Israel-Gaza conflict: Israeli soldiers battle Hamas on second day of surprise attack

Israel aims to evacuate residents around Gaza within 24 hours



Israeli soldiers patrol near a police station which was the site of a battle following a mass infiltration by Hamas gunmen from the Gaza Strip, in Sderot, southern Israel.
Image Credit: Reuters

Tel Aviv, Israel: Israeli soldiers fought to repel Hamas militants Sunday and exchanged fire with the Lebanese militant group Hezbollah, raising the prospect of a broader regional conflagration a day after an unprecedented surprise attack on southern Israel by Palestinian militants that killed hundreds and left Israelis stunned and reeling.

The Hamas militants broke out of the blockaded Gaza Strip and rampaged through nearby Israeli communities, taking captives, including women, children and the elderly, while Israel's retaliation strikes leveled buildings in Gaza and its prime minister said the country was at war.

Hezbollah struck Israeli positions in a disputed area along the border with Syria’s Golan Heights, and Israel’s military responded with armed drone strikes on Hezbollah targets in a disputed area where the borders of Israel, Lebanon and Syria meet.

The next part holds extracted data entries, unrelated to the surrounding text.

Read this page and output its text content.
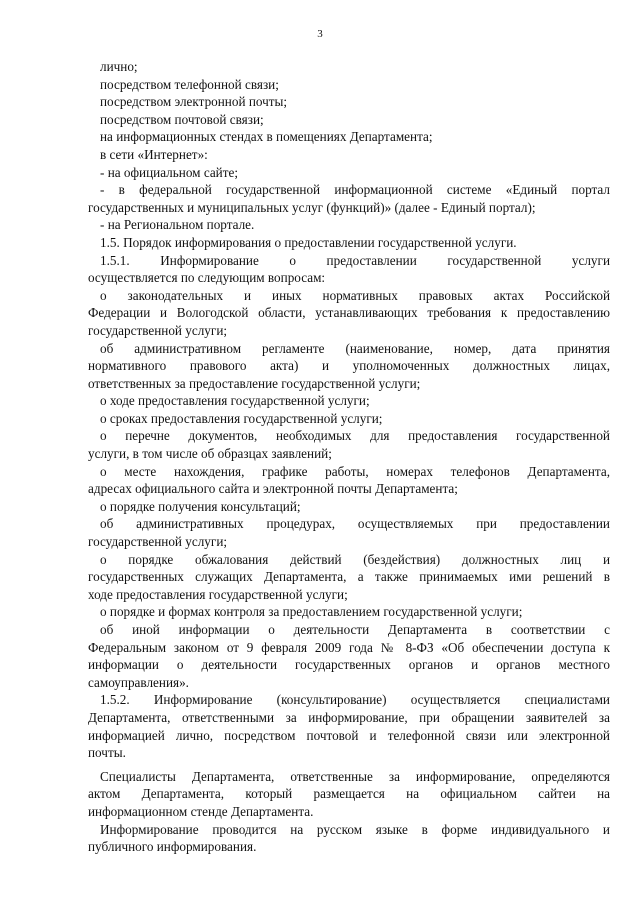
3
лично;
посредством телефонной связи;
посредством электронной почты;
посредством почтовой связи;
на информационных стендах в помещениях Департамента;
в сети «Интернет»:
- на официальном сайте;
- в федеральной государственной информационной системе «Единый портал
государственных и муниципальных услуг (функций)» (далее - Единый портал);
- на Региональном портале.
1.5. Порядок информирования о предоставлении государственной услуги.
1.5.1. Информирование о предоставлении государственной услуги
осуществляется по следующим вопросам:
о законодательных и иных нормативных правовых актах Российской
Федерации и Вологодской области, устанавливающих требования к предоставлению
государственной услуги;
об административном регламенте (наименование, номер, дата принятия
нормативного правового акта) и уполномоченных должностных лицах,
ответственных за предоставление государственной услуги;
о ходе предоставления государственной услуги;
о сроках предоставления государственной услуги;
о перечне документов, необходимых для предоставления государственной
услуги, в том числе об образцах заявлений;
о месте нахождения, графике работы, номерах телефонов Департамента,
адресах официального сайта и электронной почты Департамента;
о порядке получения консультаций;
об административных процедурах, осуществляемых при предоставлении
государственной услуги;
о порядке обжалования действий (бездействия) должностных лиц и
государственных служащих Департамента, а также принимаемых ими решений в
ходе предоставления государственной услуги;
о порядке и формах контроля за предоставлением государственной услуги;
об иной информации о деятельности Департамента в соответствии с
Федеральным законом от 9 февраля 2009 года № 8-ФЗ «Об обеспечении доступа к
информации о деятельности государственных органов и органов местного
самоуправления».
1.5.2. Информирование (консультирование) осуществляется специалистами
Департамента, ответственными за информирование, при обращении заявителей за
информацией лично, посредством почтовой и телефонной связи или электронной
почты.
Специалисты Департамента, ответственные за информирование, определяются
актом Департамента, который размещается на официальном сайтеи на
информационном стенде Департамента.
Информирование проводится на русском языке в форме индивидуального и
публичного информирования.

On Sunday, the Israeli military said it forces were fighting Hamas incursions in eight places. An Israeli military spokesperson said that two hostage situations had been “resolved,” but did not say whether all the hostages had been rescued alive.

Israel struck 426 targets in Gaza, its miltary said, flattening residential buildings in giant explosions. That included a 14-story tower that held dozens of apartments as well as Hamas offices in central Gaza City. Israeli forces fired a warning just before.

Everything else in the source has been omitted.